Management and governance
The general partner is responsible for the management and representation of the SCSp. Limited partners may not participate in the management of the partnership; any involvement in management activities may result in the loss of their limited liability status. However, limited partners may exercise certain supervisory, advisory, and consent rights without jeopardising their limited liability, provided these rights do not extend to day-to-day management.
Tax treatment
The SCSp is, in principle, treated as fiscally transparent for Luxembourg direct tax purposes, meaning that the partnership itself is not subject to corporate income tax or municipal business tax. Instead, income and gains are attributed to the partners and taxed at their level according to their respective tax status and residence. This transparency makes the SCSp particularly attractive for international investors seeking to avoid double taxation and to benefit from tax treaties applicable in their home jurisdictions.
The SCSp is also generally treated as a partnership (rather than a corporation) for the purposes of the tax laws of most other jurisdictions, though investors should confirm the treatment in their home jurisdiction on a case-by-case basis.
Structuring outside the scope of AIFMD
A key consideration when establishing an SCSp is whether the structure falls within the scope of the Alternative Investment Fund Managers Directive (AIFMD). If an SCSp qualifies as an alternative investment fund (AIF) under AIFMD, its manager (AIFM) must either be authorised by the CSSF or register under the partial exemption.
The core test - AIFMD applies to collective investment undertakings that (1) raise capital from multiple investors, (2) invest according to a defined investment policy, and (3) do so for the benefit of those investors. Structures that fail any limb of this test fall outside AIFMD entirely.
De Minimis thresholds - even if the SCSp qualifies as an AIF, its manager (GP) may escape full authorisation if assets under management stay below EUR 100 million (with leverage) or EUR 500 million (no leverage, no redemption rights for five years).

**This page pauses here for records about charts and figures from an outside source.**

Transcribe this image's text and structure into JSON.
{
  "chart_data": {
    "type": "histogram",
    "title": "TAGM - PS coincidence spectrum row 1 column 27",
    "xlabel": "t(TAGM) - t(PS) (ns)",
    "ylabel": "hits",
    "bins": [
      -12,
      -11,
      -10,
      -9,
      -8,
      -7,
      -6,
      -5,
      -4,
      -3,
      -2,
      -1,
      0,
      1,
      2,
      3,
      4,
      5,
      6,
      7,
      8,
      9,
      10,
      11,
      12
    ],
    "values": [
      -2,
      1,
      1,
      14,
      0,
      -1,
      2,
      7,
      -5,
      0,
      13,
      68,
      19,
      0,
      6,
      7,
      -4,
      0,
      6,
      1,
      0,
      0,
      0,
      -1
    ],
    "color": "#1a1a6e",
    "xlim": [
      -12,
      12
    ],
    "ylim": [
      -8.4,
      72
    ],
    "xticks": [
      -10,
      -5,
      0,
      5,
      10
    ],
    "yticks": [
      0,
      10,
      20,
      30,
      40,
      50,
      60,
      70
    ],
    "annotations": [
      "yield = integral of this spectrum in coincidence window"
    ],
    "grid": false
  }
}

Registration with the CSSF is still required, but not full authorisation.
Why legal advice is essential - the availability of these carve-outs is highly fact-specific. Get it wrong, and the consequences are serious: enforcement action, reputational damage, and potential liability for the general partner. Legal advice should be obtained at the outset to assess AIFMD scope, identify the appropriate carve-out, and ensure the partnership agreement supports the intended regulatory position. Ongoing monitoring is also critical: changes to investors, strategy, or AUM may alter the analysis.
Practical Considerations
While the SCSp offers considerable advantages, certain practical considerations should be borne in mind when establishing and operating the structure.
Investor profile - the SCSp may not be suitable for all investor profiles. Institutional investors subject to regulatory constraints may require the additional protections afforded by regulated fund structures. The choice between an SCSp and a regulated alternative should be made in light of the specific objectives, investor base, and regulatory considerations applicable to the proposed structure. Additionally, the private placement regime in each jurisdiction of the investor should be considered, as there may be additional considerations.
Anti-money laundering the applicable AML/CTF obligations for an SCSp and the GP will depend on the final structure falling within the definition of an AIF.
Beneficial ownership register - the SCSp is required to identify its beneficial owners and file this information with the Luxembourg Register of Beneficial Owners (Registre des Bénéficiaires Effectifs). Compliance with beneficial ownership reporting requirements is an ongoing obligation.
Conclusion
The Luxembourg SCSp has established itself as a highly flexible and tax-efficient vehicle for a wide range of investment and holding structures. Its contractual freedom, tax transparency, and absence of legal personality make it an attractive option for sponsors, fund managers, and investors seeking to establish bespoke arrangements in a well-regarded European jurisdiction. Given the complexity of the regulatory landscape and the significant consequences of inadvertent non-compliance, sponsors and investors should engage experienced legal counsel at the earliest opportunity.